ビートを買った、その次は?初リリースまでにやることを現実的な順番で
ビートは手に入れた。でも「ここから配信まで何をすればいいのか」で止まってしまう人へ。最初の1曲を出すまでの手順を、現場の順番どおりに並べた。
2026/7/23
「ビートは買えた。で、この後どうすんの?」
気に入ったビートを借りた瞬間って、テンションが上がる。でもその数日後、フォルダを開いて手が止まる。「これ、ここから何をどうすれば曲になって、配信までいけるんだ?」——この空白でつまずく人は本当に多い。
作業自体は難しくない。ただ順番がわからないだけだ。ここでは初リリースまでの流れを、実際にやる順番で並べていく。
1. まず「使っていい範囲」を確認する
これを最初にやるのが一番大事だ。買ったビートには必ず条件がついている。
- 配信していいか(サブスク可か)
- 何箇所まで出せるか
- MVに使えるか
- クレジット表記のルール
- 使えるストリーム数の上限
例えばリースだと「Spotify含む配信は5万ストリームまで」みたいな上限がついていることがある。これを知らずに曲を伸ばして、後から条件違反になるのが一番きつい。買った時のメールやライセンス書類を、配信前に必ず読み返しておく。
2. 歌詞とレコーディングを仕上げる
条件がクリアなら、次は歌を乗せる。宅録なら最低限、
- ノイズの少ない環境(クローゼットの中でも変わる)
- ポップガード代わりの靴下や布
- 録った後に聴き返して録り直す耐性
これで十分スタートできる。一発で完璧を狙わず、同じヴァースを3テイク録って一番いいのを使う、くらいの気持ちで。
3. ミックス・マスタリング
録った声とビートを馴染ませる工程。自分でやるなら無料DAWでもできるし、自信がなければミックスだけ外注する手もある。
ここで意識したいのは「声が埋もれていないか」だけ。スマホのスピーカーとイヤホン両方で聴いて、リリックが聞き取れれば合格ラインだ。凝りすぎて出せなくなるより、まず出すほうがいい。
4. ジャケットとクレジットを準備する
配信には正方形のジャケット画像(3000×3000px推奨)が要る。凝ったデザインじゃなくていいが、文字が潰れていないかは確認する。
そしてクレジット。ビートメイカー名を「Prod. by ◯◯」の形で入れるのが基本だ。
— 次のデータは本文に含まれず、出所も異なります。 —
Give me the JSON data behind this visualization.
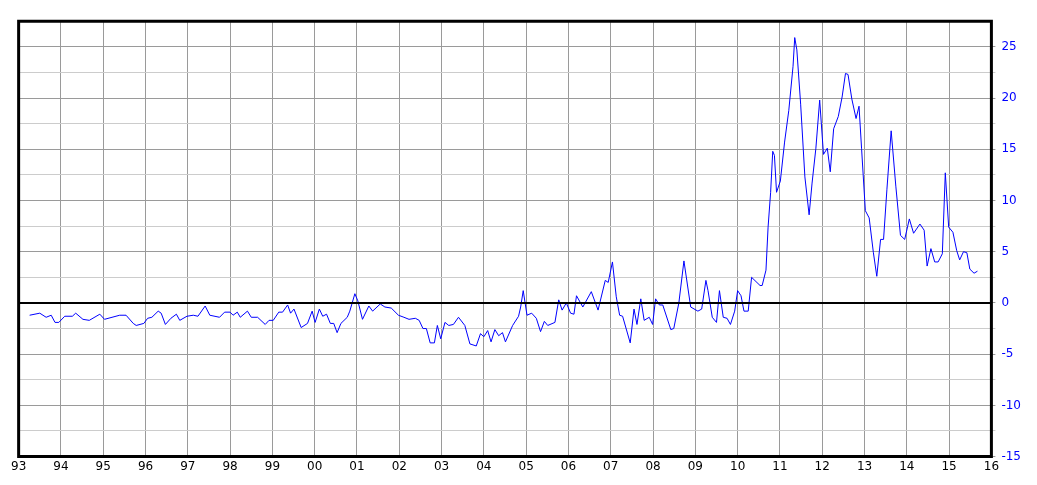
{
  "chart_data": {
    "type": "line",
    "xlim": [
      1993,
      2016
    ],
    "ylim": [
      -15,
      27.5
    ],
    "xticks": [
      {
        "value": 1993,
        "label": "93"
      },
      {
        "value": 1994,
        "label": "94"
      },
      {
        "value": 1995,
        "label": "95"
      },
      {
        "value": 1996,
        "label": "96"
      },
      {
        "value": 1997,
        "label": "97"
      },
      {
        "value": 1998,
        "label": "98"
      },
      {
        "value": 1999,
        "label": "99"
      },
      {
        "value": 2000,
        "label": "00"
      },
      {
        "value": 2001,
        "label": "01"
      },
      {
        "value": 2002,
        "label": "02"
      },
      {
        "value": 2003,
        "label": "03"
      },
      {
        "value": 2004,
        "label": "04"
      },
      {
        "value": 2005,
        "label": "05"
      },
      {
        "value": 2006,
        "label": "06"
      },
      {
        "value": 2007,
        "label": "07"
      },
      {
        "value": 2008,
        "label": "08"
      },
      {
        "value": 2009,
        "label": "09"
      },
      {
        "value": 2010,
        "label": "10"
      },
      {
        "value": 2011,
        "label": "11"
      },
      {
        "value": 2012,
        "label": "12"
      },
      {
        "value": 2013,
        "label": "13"
      },
      {
        "value": 2014,
        "label": "14"
      },
      {
        "value": 2015,
        "label": "15"
      },
      {
        "value": 2016,
        "label": "16"
      }
    ],
    "yticks": [
      -15,
      {
        "value": -12.5,
        "label": null
      },
      -10,
      {
        "value": -7.5,
        "label": null
      },
      -5,
      {
        "value": -2.5,
        "label": null
      },
      0,
      {
        "value": 2.5,
        "label": null
      },
      5,
      {
        "value": 7.5,
        "label": null
      },
      10,
      {
        "value": 12.5,
        "label": null
      },
      15,
      {
        "value": 17.5,
        "label": null
      },
      20,
      {
        "value": 22.5,
        "label": null
      },
      25
    ],
    "grid": true,
    "legend": false,
    "marker": "none",
    "line_style": "solid",
    "ref_lines": [
      {
        "axis": "y",
        "value": 0,
        "color": "#000000"
      }
    ],
    "series": [
      {
        "color": "#0000ff",
        "x": [
          1993.26,
          1993.5,
          1993.65,
          1993.77,
          1993.86,
          1993.95,
          1994.09,
          1994.27,
          1994.35,
          1994.52,
          1994.67,
          1994.92,
          1995.03,
          1995.39,
          1995.54,
          1995.71,
          1995.78,
          1995.96,
          1996.05,
          1996.15,
          1996.3,
          1996.37,
          1996.47,
          1996.6,
          1996.73,
          1996.81,
          1996.98,
          1997.13,
          1997.24,
          1997.41,
          1997.52,
          1997.75,
          1997.87,
          1998,
          1998.07,
          1998.17,
          1998.24,
          1998.41,
          1998.5,
          1998.65,
          1998.83,
          1998.92,
          1999.02,
          1999.15,
          1999.24,
          1999.36,
          1999.43,
          1999.51,
          1999.68,
          1999.83,
          1999.94,
          2000.01,
          2000.11,
          2000.19,
          2000.28,
          2000.37,
          2000.45,
          2000.53,
          2000.62,
          2000.77,
          2000.83,
          2000.95,
          2001.02,
          2001.13,
          2001.28,
          2001.37,
          2001.55,
          2001.66,
          2001.81,
          2001.98,
          2002.11,
          2002.23,
          2002.38,
          2002.47,
          2002.56,
          2002.64,
          2002.73,
          2002.83,
          2002.9,
          2002.98,
          2003.08,
          2003.17,
          2003.28,
          2003.4,
          2003.55,
          2003.67,
          2003.82,
          2003.92,
          2004,
          2004.09,
          2004.17,
          2004.26,
          2004.35,
          2004.44,
          2004.51,
          2004.68,
          2004.82,
          2004.87,
          2004.93,
          2005.02,
          2005.13,
          2005.24,
          2005.34,
          2005.43,
          2005.51,
          2005.68,
          2005.77,
          2005.85,
          2005.95,
          2006.05,
          2006.13,
          2006.19,
          2006.34,
          2006.54,
          2006.7,
          2006.87,
          2006.94,
          2007.04,
          2007.13,
          2007.21,
          2007.28,
          2007.46,
          2007.55,
          2007.62,
          2007.71,
          2007.79,
          2007.91,
          2007.99,
          2008.06,
          2008.15,
          2008.23,
          2008.42,
          2008.49,
          2008.61,
          2008.73,
          2008.89,
          2009.06,
          2009.15,
          2009.25,
          2009.3,
          2009.4,
          2009.5,
          2009.57,
          2009.66,
          2009.75,
          2009.83,
          2009.93,
          2010,
          2010.08,
          2010.15,
          2010.25,
          2010.33,
          2010.53,
          2010.58,
          2010.67,
          2010.72,
          2010.78,
          2010.83,
          2010.87,
          2010.92,
          2011.01,
          2011.11,
          2011.21,
          2011.31,
          2011.35,
          2011.4,
          2011.49,
          2011.59,
          2011.69,
          2011.76,
          2011.85,
          2011.94,
          2012.03,
          2012.12,
          2012.19,
          2012.27,
          2012.38,
          2012.47,
          2012.55,
          2012.61,
          2012.7,
          2012.8,
          2012.87,
          2012.93,
          2013.02,
          2013.11,
          2013.21,
          2013.29,
          2013.38,
          2013.45,
          2013.53,
          2013.63,
          2013.74,
          2013.85,
          2013.95,
          2014.06,
          2014.16,
          2014.31,
          2014.41,
          2014.48,
          2014.57,
          2014.66,
          2014.74,
          2014.84,
          2014.91,
          2014.99,
          2015.09,
          2015.18,
          2015.25,
          2015.34,
          2015.42,
          2015.49,
          2015.59,
          2015.67
        ],
        "values": [
          -1.2,
          -1,
          -1.4,
          -1.2,
          -1.9,
          -1.9,
          -1.3,
          -1.3,
          -1,
          -1.6,
          -1.7,
          -1.1,
          -1.6,
          -1.2,
          -1.2,
          -2,
          -2.2,
          -2,
          -1.5,
          -1.4,
          -0.8,
          -1,
          -2.1,
          -1.5,
          -1.1,
          -1.7,
          -1.3,
          -1.2,
          -1.3,
          -0.3,
          -1.2,
          -1.4,
          -0.9,
          -0.9,
          -1.2,
          -0.9,
          -1.4,
          -0.8,
          -1.4,
          -1.4,
          -2.1,
          -1.7,
          -1.7,
          -0.9,
          -0.9,
          -0.2,
          -1,
          -0.6,
          -2.4,
          -2,
          -0.8,
          -1.9,
          -0.6,
          -1.3,
          -1.1,
          -2,
          -2,
          -2.9,
          -2,
          -1.4,
          -0.8,
          0.9,
          0.2,
          -1.6,
          -0.3,
          -0.8,
          -0.1,
          -0.4,
          -0.5,
          -1.2,
          -1.4,
          -1.6,
          -1.5,
          -1.7,
          -2.5,
          -2.5,
          -3.9,
          -3.9,
          -2.2,
          -3.5,
          -1.9,
          -2.2,
          -2.1,
          -1.4,
          -2.2,
          -4,
          -4.2,
          -3,
          -3.3,
          -2.7,
          -3.8,
          -2.6,
          -3.2,
          -2.9,
          -3.8,
          -2.2,
          -1.3,
          -0.4,
          1.2,
          -1.2,
          -1,
          -1.5,
          -2.8,
          -1.8,
          -2.2,
          -1.9,
          0.3,
          -0.7,
          0,
          -1,
          -1.1,
          0.7,
          -0.4,
          1.1,
          -0.7,
          2.2,
          2,
          4,
          0.6,
          -1.2,
          -1.3,
          -3.9,
          -0.6,
          -2.1,
          0.4,
          -1.7,
          -1.4,
          -2.1,
          0.4,
          -0.2,
          -0.2,
          -2.6,
          -2.5,
          0,
          4.1,
          -0.4,
          -0.8,
          -0.6,
          2.2,
          1.2,
          -1.4,
          -1.9,
          1.2,
          -1.4,
          -1.5,
          -2.1,
          -0.8,
          1.2,
          0.7,
          -0.8,
          -0.8,
          2.5,
          1.7,
          1.7,
          3.2,
          7.4,
          10.8,
          14.8,
          14.4,
          10.8,
          11.9,
          15.7,
          18.8,
          23.1,
          25.9,
          24.7,
          19.4,
          12.3,
          8.6,
          11.7,
          15.1,
          19.8,
          14.5,
          15.1,
          12.8,
          17,
          18.2,
          20.1,
          22.4,
          22.3,
          19.9,
          18,
          19.2,
          15.1,
          9,
          8.3,
          4.9,
          2.6,
          6.2,
          6.2,
          11.1,
          16.8,
          11.4,
          6.6,
          6.2,
          8.2,
          6.8,
          7.7,
          7.1,
          3.6,
          5.3,
          4,
          4,
          4.8,
          12.7,
          7.4,
          6.9,
          5.1,
          4.2,
          5,
          4.9,
          3.3,
          2.9,
          3.1
        ]
      }
    ]
  }
}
ライセンスにクレジット必須と書いてあることも多いので、ここで表記を確定させておく。
5. 配信サービスに登録して申請する
ディストリビューター(配信代行)に曲・ジャケット・情報を入れて申請する。
- アーティスト名の表記を決める(以後ずっと使う名前)
- リリース日は申請から2週間ほど余裕を持つ
- ISRCコードは自動で付く場合が多い
申請してから各サービスに反映されるまでタイムラグがある。「明日出したい」は基本無理なので、逆算してスケジュールを組む。
6. 出す前日〜当日の告知
配信予約ができたら、リンクを事前に用意して告知する。ビートを作ってくれた人にも一報入れておくと、拡散に協力してくれることがある。曲は出して終わりじゃなく、聴かれて初めて回り始める。
つまずくのは大体「最初の一歩」
こうして並べると、初リリースは6ステップで完結する。難しいのは各工程じゃなく、そもそも「どのビートで曲を作るか」で止まっていることのほうが多い。